In the 1950s, the area with a mean maximum temperature higher than 40°C was small — only one spot in south-central India showed values ~ 41°C. “The region with values greater than 40°C begins to expand in the 1970s and 1980s and (that) with values greater than 41°C in south-central India enlarges”, says the study. A very slight fall is seen in the 1990s, and then, “the region with temperatures greater than 40°C expands dramatically in the 2000s and the 2010s, (that) with temperatures greater than 41°C expands, and a region with temperature greater than 42°C appears in south-central India in the 2010s”. Also, a notable warming trend that begins in northwestern India in the 1970s, accelerates in the 2000s ad 2010s. The broad conclusion: “These decadal mean temperature patterns suggest that global warming is manifesting itself over parts of India in the maximum temperatures observed during the warm pre-monsoon period, with an accelerating pace noted, particularly in the last two decades.”

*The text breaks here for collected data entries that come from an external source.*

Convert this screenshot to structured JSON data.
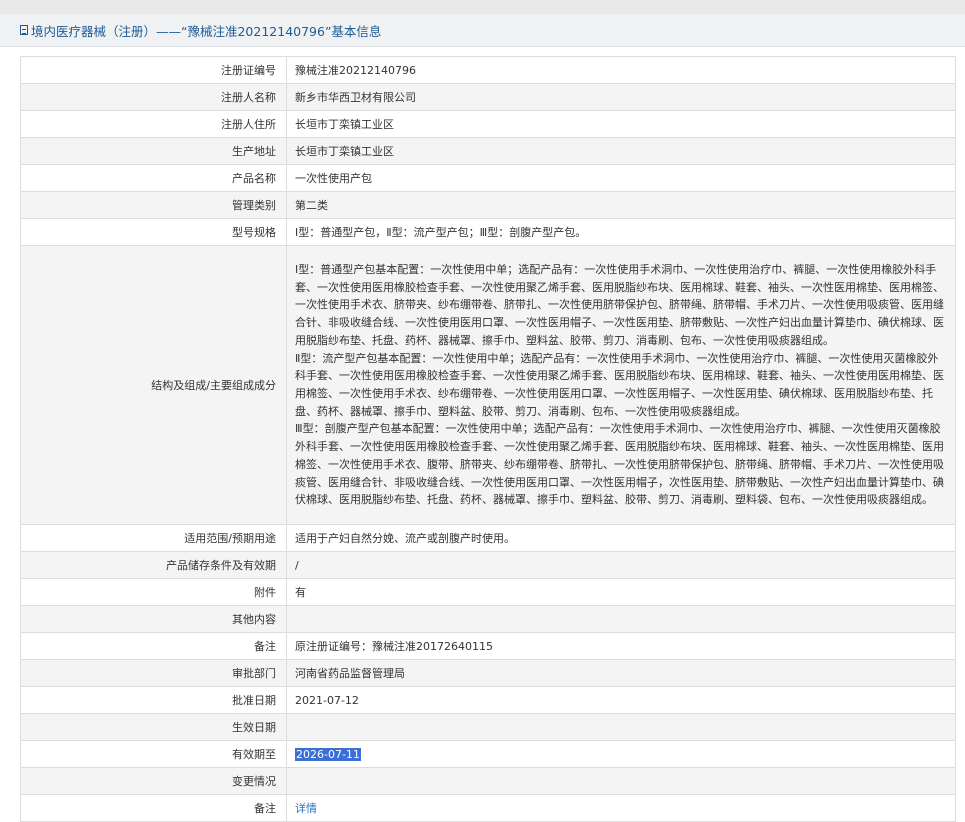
{
  "header": {
    "title": "境内医疗器械（注册）——“豫械注准20212140796”基本信息"
  },
  "rows": [
    {
      "label": "注册证编号",
      "value": "豫械注准20212140796"
    },
    {
      "label": "注册人名称",
      "value": "新乡市华西卫材有限公司"
    },
    {
      "label": "注册人住所",
      "value": "长垣市丁栾镇工业区"
    },
    {
      "label": "生产地址",
      "value": "长垣市丁栾镇工业区"
    },
    {
      "label": "产品名称",
      "value": "一次性使用产包"
    },
    {
      "label": "管理类别",
      "value": "第二类"
    },
    {
      "label": "型号规格",
      "value": "Ⅰ型：普通型产包，Ⅱ型：流产型产包；Ⅲ型：剖腹产型产包。"
    },
    {
      "label": "结构及组成/主要组成成分",
      "paragraphs": [
        "Ⅰ型：普通型产包基本配置：一次性使用中单；选配产品有：一次性使用手术洞巾、一次性使用治疗巾、裤腿、一次性使用橡胶外科手套、一次性使用医用橡胶检查手套、一次性使用聚乙烯手套、医用脱脂纱布块、医用棉球、鞋套、袖头、一次性医用棉垫、医用棉签、一次性使用手术衣、脐带夹、纱布绷带卷、脐带扎、一次性使用脐带保护包、脐带绳、脐带帽、手术刀片、一次性使用吸痰管、医用缝合针、非吸收缝合线、一次性使用医用口罩、一次性医用帽子、一次性医用垫、脐带敷贴、一次性产妇出血量计算垫巾、碘伏棉球、医用脱脂纱布垫、托盘、药杯、器械罩、擦手巾、塑料盆、胶带、剪刀、消毒刷、包布、一次性使用吸痰器组成。",
        "Ⅱ型：流产型产包基本配置：一次性使用中单；选配产品有：一次性使用手术洞巾、一次性使用治疗巾、裤腿、一次性使用灭菌橡胶外科手套、一次性使用医用橡胶检查手套、一次性使用聚乙烯手套、医用脱脂纱布块、医用棉球、鞋套、袖头、一次性使用医用棉垫、医用棉签、一次性使用手术衣、纱布绷带卷、一次性使用医用口罩、一次性医用帽子、一次性医用垫、碘伏棉球、医用脱脂纱布垫、托盘、药杯、器械罩、擦手巾、塑料盆、胶带、剪刀、消毒刷、包布、一次性使用吸痰器组成。",
        "Ⅲ型：剖腹产型产包基本配置：一次性使用中单；选配产品有：一次性使用手术洞巾、一次性使用治疗巾、裤腿、一次性使用灭菌橡胶外科手套、一次性使用医用橡胶检查手套、一次性使用聚乙烯手套、医用脱脂纱布块、医用棉球、鞋套、袖头、一次性医用棉垫、医用棉签、一次性使用手术衣、腹带、脐带夹、纱布绷带卷、脐带扎、一次性使用脐带保护包、脐带绳、脐带帽、手术刀片、一次性使用吸痰管、医用缝合针、非吸收缝合线、一次性使用医用口罩、一次性医用帽子，次性医用垫、脐带敷贴、一次性产妇出血量计算垫巾、碘伏棉球、医用脱脂纱布垫、托盘、药杯、器械罩、擦手巾、塑料盆、胶带、剪刀、消毒刷、塑料袋、包布、一次性使用吸痰器组成。"
      ]
    },
    {
      "label": "适用范围/预期用途",
      "value": "适用于产妇自然分娩、流产或剖腹产时使用。"
    },
    {
      "label": "产品储存条件及有效期",
      "value": "/"
    },
    {
      "label": "附件",
      "value": "有"
    },
    {
      "label": "其他内容",
      "value": ""
    },
    {
      "label": "备注",
      "value": "原注册证编号：豫械注准20172640115"
    },
    {
      "label": "审批部门",
      "value": "河南省药品监督管理局"
    },
    {
      "label": "批准日期",
      "value": "2021-07-12"
    },
    {
      "label": "生效日期",
      "value": ""
    },
    {
      "label": "有效期至",
      "value": "2026-07-11"
    },
    {
      "label": "变更情况",
      "value": ""
    },
    {
      "label": "备注",
      "value": "详情"
    }
  ]
}
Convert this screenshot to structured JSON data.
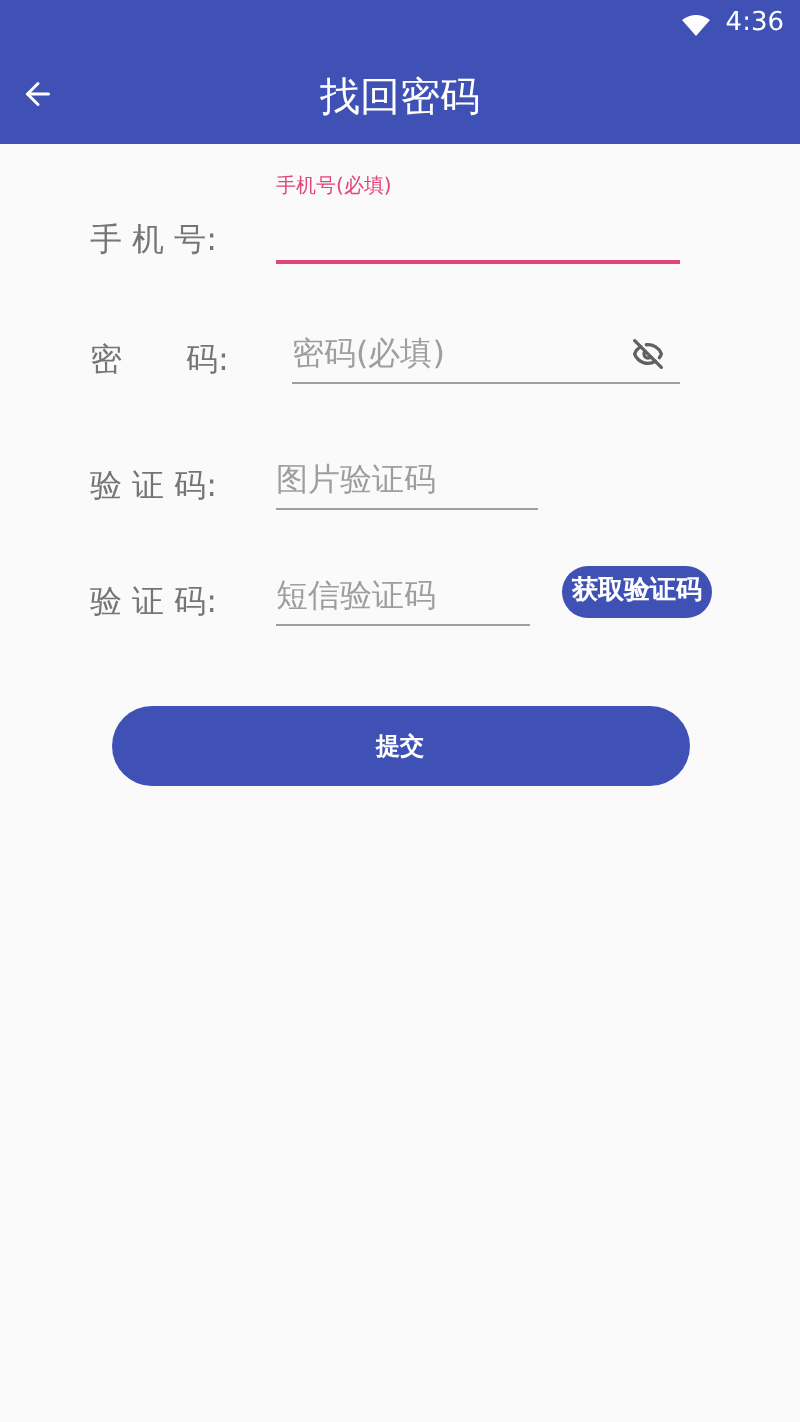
{
  "status_bar": {
    "time": "4:36"
  },
  "app_bar": {
    "title": "找回密码"
  },
  "fields": [
    {
      "kind": "floating",
      "label": "手 机 号:",
      "placeholder": "手机号(必填)",
      "focused": true
    },
    {
      "kind": "password",
      "label": "密　　码:",
      "placeholder": "密码(必填)",
      "focused": false
    },
    {
      "kind": "plain",
      "label": "验 证 码:",
      "placeholder": "图片验证码",
      "focused": false
    },
    {
      "kind": "sms",
      "label": "验 证 码:",
      "placeholder": "短信验证码",
      "focused": false,
      "button": "获取验证码"
    }
  ],
  "submit": "提交"
}
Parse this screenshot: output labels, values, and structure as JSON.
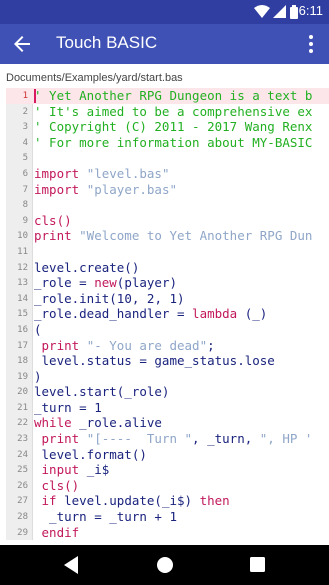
{
  "status_bar": {
    "time": "6:11",
    "icons": [
      "wifi-icon",
      "signal-icon",
      "battery-icon"
    ],
    "color": "#2f3ea0"
  },
  "app_bar": {
    "title": "Touch BASIC",
    "back_icon": "arrow-left-icon",
    "menu_icon": "more-vert-icon",
    "color": "#3f51b5"
  },
  "file_path": "Documents/Examples/yard/start.bas",
  "editor": {
    "current_line": 1,
    "colors": {
      "comment": "#22b022",
      "keyword": "#c2185b",
      "identifier": "#1a237e",
      "string": "#8fa6c8",
      "number": "#1a237e",
      "cursor": "#d81b60"
    },
    "lines": [
      {
        "num": "1",
        "tokens": [
          {
            "t": "' Yet Another RPG Dungeon is a text b",
            "c": "comment"
          }
        ]
      },
      {
        "num": "2",
        "tokens": [
          {
            "t": "' It's aimed to be a comprehensive ex",
            "c": "comment"
          }
        ]
      },
      {
        "num": "3",
        "tokens": [
          {
            "t": "' Copyright (C) 2011 - 2017 Wang Renx",
            "c": "comment"
          }
        ]
      },
      {
        "num": "4",
        "tokens": [
          {
            "t": "' For more information about MY-BASIC",
            "c": "comment"
          }
        ]
      },
      {
        "num": "5",
        "tokens": []
      },
      {
        "num": "6",
        "tokens": [
          {
            "t": "import ",
            "c": "keyword"
          },
          {
            "t": "\"level.bas\"",
            "c": "string"
          }
        ]
      },
      {
        "num": "7",
        "tokens": [
          {
            "t": "import ",
            "c": "keyword"
          },
          {
            "t": "\"player.bas\"",
            "c": "string"
          }
        ]
      },
      {
        "num": "8",
        "tokens": []
      },
      {
        "num": "9",
        "tokens": [
          {
            "t": "cls()",
            "c": "keyword"
          }
        ]
      },
      {
        "num": "10",
        "tokens": [
          {
            "t": "print ",
            "c": "keyword"
          },
          {
            "t": "\"Welcome to Yet Another RPG Dun",
            "c": "string"
          }
        ]
      },
      {
        "num": "11",
        "tokens": []
      },
      {
        "num": "12",
        "tokens": [
          {
            "t": "level.create()",
            "c": "identifier"
          }
        ]
      },
      {
        "num": "13",
        "tokens": [
          {
            "t": "_role = ",
            "c": "identifier"
          },
          {
            "t": "new",
            "c": "keyword"
          },
          {
            "t": "(player)",
            "c": "identifier"
          }
        ]
      },
      {
        "num": "14",
        "tokens": [
          {
            "t": "_role.init(",
            "c": "identifier"
          },
          {
            "t": "10",
            "c": "number"
          },
          {
            "t": ", ",
            "c": "identifier"
          },
          {
            "t": "2",
            "c": "number"
          },
          {
            "t": ", ",
            "c": "identifier"
          },
          {
            "t": "1",
            "c": "number"
          },
          {
            "t": ")",
            "c": "identifier"
          }
        ]
      },
      {
        "num": "15",
        "tokens": [
          {
            "t": "_role.dead_handler = ",
            "c": "identifier"
          },
          {
            "t": "lambda",
            "c": "keyword"
          },
          {
            "t": " (_)",
            "c": "identifier"
          }
        ]
      },
      {
        "num": "16",
        "tokens": [
          {
            "t": "(",
            "c": "identifier"
          }
        ]
      },
      {
        "num": "17",
        "tokens": [
          {
            "t": " print ",
            "c": "keyword"
          },
          {
            "t": "\"- You are dead\"",
            "c": "string"
          },
          {
            "t": ";",
            "c": "identifier"
          }
        ]
      },
      {
        "num": "18",
        "tokens": [
          {
            "t": " level.status = game_status.lose",
            "c": "identifier"
          }
        ]
      },
      {
        "num": "19",
        "tokens": [
          {
            "t": ")",
            "c": "identifier"
          }
        ]
      },
      {
        "num": "20",
        "tokens": [
          {
            "t": "level.start(_role)",
            "c": "identifier"
          }
        ]
      },
      {
        "num": "21",
        "tokens": [
          {
            "t": "_turn = ",
            "c": "identifier"
          },
          {
            "t": "1",
            "c": "number"
          }
        ]
      },
      {
        "num": "22",
        "tokens": [
          {
            "t": "while ",
            "c": "keyword"
          },
          {
            "t": "_role.alive",
            "c": "identifier"
          }
        ]
      },
      {
        "num": "23",
        "tokens": [
          {
            "t": " print ",
            "c": "keyword"
          },
          {
            "t": "\"[----  Turn \"",
            "c": "string"
          },
          {
            "t": ", _turn, ",
            "c": "identifier"
          },
          {
            "t": "\", HP '",
            "c": "string"
          }
        ]
      },
      {
        "num": "24",
        "tokens": [
          {
            "t": " level.format()",
            "c": "identifier"
          }
        ]
      },
      {
        "num": "25",
        "tokens": [
          {
            "t": " input ",
            "c": "keyword"
          },
          {
            "t": "_i$",
            "c": "identifier"
          }
        ]
      },
      {
        "num": "26",
        "tokens": [
          {
            "t": " cls()",
            "c": "keyword"
          }
        ]
      },
      {
        "num": "27",
        "tokens": [
          {
            "t": " if ",
            "c": "keyword"
          },
          {
            "t": "level.update(_i$) ",
            "c": "identifier"
          },
          {
            "t": "then",
            "c": "keyword"
          }
        ]
      },
      {
        "num": "28",
        "tokens": [
          {
            "t": "  _turn = _turn + ",
            "c": "identifier"
          },
          {
            "t": "1",
            "c": "number"
          }
        ]
      },
      {
        "num": "29",
        "tokens": [
          {
            "t": " endif",
            "c": "keyword"
          }
        ]
      }
    ]
  },
  "nav_bar": {
    "icons": [
      "back-triangle-icon",
      "home-circle-icon",
      "recents-square-icon"
    ]
  }
}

What do these findings imply?
India, the researchers underline, is “more vulnerable to climate change because its agricultural system must feed 17.5% of the world’s population with only 2.4% of the land and 4% of the water resources of the planet”. A mid-range projection of climate change for 2020-39 has indicated a reduction in crop yields of between 4.5% and 9%, the study says. One point of comfort: maps of multi-decadal temperature change show that the primary rice- and sorghum-growing regions “lie directly in the swath of multi-decadal temperature cooling (or reduced warming)”, which may indicate relatively “less stress” for these “critical growing areas”.